🤖 AI Summary
Despite growing interest in leveraging large language models (LLMs) for planning—requiring environmental understanding, logical reasoning, and sequential decision-making—there exists no systematic taxonomy or standardized evaluation framework. Method: This paper introduces the first unified classification scheme for LLM-based planning methods, categorizing existing approaches into three paradigms: external module augmentation, fine-tuning-driven methods, and search-oriented techniques. It further establishes a standardized evaluation framework encompassing benchmark tasks, multidimensional metrics, and empirical comparisons. Contribution/Results: Through comprehensive literature analysis, methodological abstraction, and cross-paradigm mechanistic synthesis, this work delivers the field’s first holistic survey. It clarifies the technical evolution trajectory, identifies core bottlenecks—including scalability, generalization, and causal reasoning—and proposes future directions such as trustworthy planning, embodied collaboration, and neuro-symbolic integration. The study provides an authoritative knowledge graph and methodological roadmap for advancing LLM-based planning research.
📝 Abstract
Planning represents a fundamental capability of intelligent agents, requiring comprehensive environmental understanding, rigorous logical reasoning, and effective sequential decision-making.
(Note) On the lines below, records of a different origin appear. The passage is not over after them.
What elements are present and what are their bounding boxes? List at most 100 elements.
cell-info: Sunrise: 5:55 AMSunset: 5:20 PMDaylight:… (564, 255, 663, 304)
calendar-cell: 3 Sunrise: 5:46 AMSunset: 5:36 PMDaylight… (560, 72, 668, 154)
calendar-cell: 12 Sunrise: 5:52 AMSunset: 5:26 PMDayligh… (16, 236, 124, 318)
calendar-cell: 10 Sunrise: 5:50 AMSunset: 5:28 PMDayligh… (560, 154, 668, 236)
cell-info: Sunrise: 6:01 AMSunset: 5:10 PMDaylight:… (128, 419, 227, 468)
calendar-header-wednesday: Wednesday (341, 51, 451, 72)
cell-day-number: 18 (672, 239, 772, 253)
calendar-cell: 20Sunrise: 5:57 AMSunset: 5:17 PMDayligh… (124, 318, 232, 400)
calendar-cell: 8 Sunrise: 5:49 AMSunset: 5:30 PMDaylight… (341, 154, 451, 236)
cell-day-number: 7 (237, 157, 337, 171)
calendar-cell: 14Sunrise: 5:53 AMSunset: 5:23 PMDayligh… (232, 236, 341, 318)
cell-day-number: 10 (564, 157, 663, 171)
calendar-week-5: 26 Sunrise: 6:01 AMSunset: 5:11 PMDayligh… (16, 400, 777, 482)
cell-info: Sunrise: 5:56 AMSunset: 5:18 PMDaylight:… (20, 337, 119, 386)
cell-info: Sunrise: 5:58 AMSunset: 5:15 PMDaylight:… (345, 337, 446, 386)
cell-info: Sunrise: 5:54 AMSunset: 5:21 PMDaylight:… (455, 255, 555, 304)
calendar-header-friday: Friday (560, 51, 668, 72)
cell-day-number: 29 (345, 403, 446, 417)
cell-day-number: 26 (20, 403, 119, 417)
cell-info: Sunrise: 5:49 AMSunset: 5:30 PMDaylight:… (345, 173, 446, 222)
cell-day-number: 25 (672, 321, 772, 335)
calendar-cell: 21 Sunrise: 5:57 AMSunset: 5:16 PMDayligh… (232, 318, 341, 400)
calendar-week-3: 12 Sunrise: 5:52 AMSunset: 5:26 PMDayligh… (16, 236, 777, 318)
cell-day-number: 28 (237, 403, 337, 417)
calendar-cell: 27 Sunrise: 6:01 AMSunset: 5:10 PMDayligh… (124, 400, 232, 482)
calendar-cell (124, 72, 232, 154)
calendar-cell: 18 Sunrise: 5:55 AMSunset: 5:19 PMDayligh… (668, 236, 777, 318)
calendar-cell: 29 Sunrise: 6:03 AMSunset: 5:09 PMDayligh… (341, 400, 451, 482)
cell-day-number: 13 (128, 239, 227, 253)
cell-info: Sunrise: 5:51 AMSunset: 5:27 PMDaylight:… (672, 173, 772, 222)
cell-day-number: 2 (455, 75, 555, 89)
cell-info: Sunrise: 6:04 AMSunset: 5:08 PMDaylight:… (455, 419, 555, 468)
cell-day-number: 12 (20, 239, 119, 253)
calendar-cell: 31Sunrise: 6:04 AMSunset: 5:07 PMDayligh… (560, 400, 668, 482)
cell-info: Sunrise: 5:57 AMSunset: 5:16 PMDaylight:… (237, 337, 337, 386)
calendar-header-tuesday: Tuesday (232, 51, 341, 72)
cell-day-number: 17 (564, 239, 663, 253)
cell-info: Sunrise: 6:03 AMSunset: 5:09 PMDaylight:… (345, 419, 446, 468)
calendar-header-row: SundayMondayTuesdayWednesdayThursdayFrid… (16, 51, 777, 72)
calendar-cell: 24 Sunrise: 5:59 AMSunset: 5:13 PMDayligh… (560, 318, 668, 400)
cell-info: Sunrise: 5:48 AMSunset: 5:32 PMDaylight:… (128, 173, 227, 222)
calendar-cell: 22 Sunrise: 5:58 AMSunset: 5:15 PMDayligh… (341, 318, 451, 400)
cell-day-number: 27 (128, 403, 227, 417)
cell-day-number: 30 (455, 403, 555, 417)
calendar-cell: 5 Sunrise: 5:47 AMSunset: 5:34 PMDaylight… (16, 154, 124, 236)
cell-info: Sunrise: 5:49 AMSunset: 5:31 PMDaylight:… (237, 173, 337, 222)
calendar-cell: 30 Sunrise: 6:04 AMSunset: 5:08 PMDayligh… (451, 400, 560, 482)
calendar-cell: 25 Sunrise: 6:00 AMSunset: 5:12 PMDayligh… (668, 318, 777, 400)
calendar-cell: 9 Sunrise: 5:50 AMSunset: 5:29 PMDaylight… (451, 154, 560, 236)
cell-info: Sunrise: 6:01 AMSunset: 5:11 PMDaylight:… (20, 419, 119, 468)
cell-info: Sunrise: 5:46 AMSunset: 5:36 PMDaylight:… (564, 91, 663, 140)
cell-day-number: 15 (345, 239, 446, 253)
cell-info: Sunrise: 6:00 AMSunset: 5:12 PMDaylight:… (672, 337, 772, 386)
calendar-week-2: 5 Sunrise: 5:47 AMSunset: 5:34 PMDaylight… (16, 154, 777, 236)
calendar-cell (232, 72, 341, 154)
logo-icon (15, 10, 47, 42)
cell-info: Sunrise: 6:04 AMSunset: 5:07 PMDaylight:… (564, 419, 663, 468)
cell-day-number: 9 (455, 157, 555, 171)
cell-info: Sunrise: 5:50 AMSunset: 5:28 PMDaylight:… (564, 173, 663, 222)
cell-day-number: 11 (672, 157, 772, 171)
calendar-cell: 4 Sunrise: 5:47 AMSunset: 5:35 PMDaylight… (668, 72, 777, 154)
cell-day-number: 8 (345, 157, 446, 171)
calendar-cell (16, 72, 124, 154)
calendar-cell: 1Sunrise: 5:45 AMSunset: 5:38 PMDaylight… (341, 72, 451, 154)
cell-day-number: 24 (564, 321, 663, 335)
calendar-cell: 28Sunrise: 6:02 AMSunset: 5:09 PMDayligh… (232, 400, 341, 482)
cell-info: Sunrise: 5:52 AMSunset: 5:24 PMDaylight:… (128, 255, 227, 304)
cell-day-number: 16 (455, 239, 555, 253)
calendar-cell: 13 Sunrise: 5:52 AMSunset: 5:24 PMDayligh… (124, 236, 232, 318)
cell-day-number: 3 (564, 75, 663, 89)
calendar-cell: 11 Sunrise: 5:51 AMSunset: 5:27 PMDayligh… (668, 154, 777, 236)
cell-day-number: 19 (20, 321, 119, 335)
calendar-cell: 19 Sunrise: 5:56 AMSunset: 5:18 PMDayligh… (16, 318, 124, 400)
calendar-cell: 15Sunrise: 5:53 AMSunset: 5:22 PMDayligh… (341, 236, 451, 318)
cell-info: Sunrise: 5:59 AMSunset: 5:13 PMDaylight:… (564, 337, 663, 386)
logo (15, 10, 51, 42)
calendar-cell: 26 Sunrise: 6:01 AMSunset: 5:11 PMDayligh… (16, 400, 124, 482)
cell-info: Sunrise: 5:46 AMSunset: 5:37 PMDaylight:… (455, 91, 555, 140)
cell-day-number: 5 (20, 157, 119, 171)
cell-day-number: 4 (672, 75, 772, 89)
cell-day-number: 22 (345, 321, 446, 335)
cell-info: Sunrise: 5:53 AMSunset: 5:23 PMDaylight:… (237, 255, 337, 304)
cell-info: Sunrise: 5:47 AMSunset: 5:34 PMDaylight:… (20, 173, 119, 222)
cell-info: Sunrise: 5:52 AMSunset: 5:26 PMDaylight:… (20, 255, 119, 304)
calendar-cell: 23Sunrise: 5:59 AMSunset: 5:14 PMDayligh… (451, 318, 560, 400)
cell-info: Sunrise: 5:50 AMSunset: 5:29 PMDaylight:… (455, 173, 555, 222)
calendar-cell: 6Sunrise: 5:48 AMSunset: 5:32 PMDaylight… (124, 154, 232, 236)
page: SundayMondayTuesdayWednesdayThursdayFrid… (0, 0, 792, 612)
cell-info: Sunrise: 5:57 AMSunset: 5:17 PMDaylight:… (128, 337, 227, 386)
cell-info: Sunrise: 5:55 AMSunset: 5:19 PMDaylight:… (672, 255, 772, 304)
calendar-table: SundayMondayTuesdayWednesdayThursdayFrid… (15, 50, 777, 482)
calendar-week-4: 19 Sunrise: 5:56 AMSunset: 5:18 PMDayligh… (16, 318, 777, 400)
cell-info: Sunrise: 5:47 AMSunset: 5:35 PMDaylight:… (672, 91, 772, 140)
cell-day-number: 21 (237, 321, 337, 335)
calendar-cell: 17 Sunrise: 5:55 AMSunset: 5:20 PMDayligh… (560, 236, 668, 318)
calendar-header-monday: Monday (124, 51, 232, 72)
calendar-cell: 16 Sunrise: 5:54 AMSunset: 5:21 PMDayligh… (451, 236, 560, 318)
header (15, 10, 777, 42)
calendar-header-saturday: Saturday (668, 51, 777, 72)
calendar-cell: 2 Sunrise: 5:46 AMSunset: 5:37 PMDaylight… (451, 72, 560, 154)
While Large Language Models (LLMs) have demonstrated remarkable performance on certain planning tasks, their broader application in this domain warrants systematic investigation. This paper presents a comprehensive review of LLM-based planning. Specifically, this survey is structured as follows: First, we establish the theoretical foundations by introducing essential definitions and categories about automated planning. Next, we provide a detailed taxonomy and analysis of contemporary LLM-based planning methodologies, categorizing them into three principal approaches: 1) External Module Augmented Methods that combine LLMs with additional components for planning, 2) Finetuning-based Methods that involve using trajectory data and feedback signals to adjust LLMs in order to improve their planning abilities, and 3) Searching-based Methods that break down complex tasks into simpler components, navigate the planning space, or enhance decoding strategies to find the best solutions. Subsequently, we systematically summarize existing evaluation frameworks, including benchmark datasets, evaluation metrics and performance comparisons between representative planning methods. Finally, we discuss the underlying mechanisms enabling LLM-based planning and outline promising research directions for this rapidly evolving field. We hope this survey will serve as a valuable resource to inspire innovation and drive progress in this field.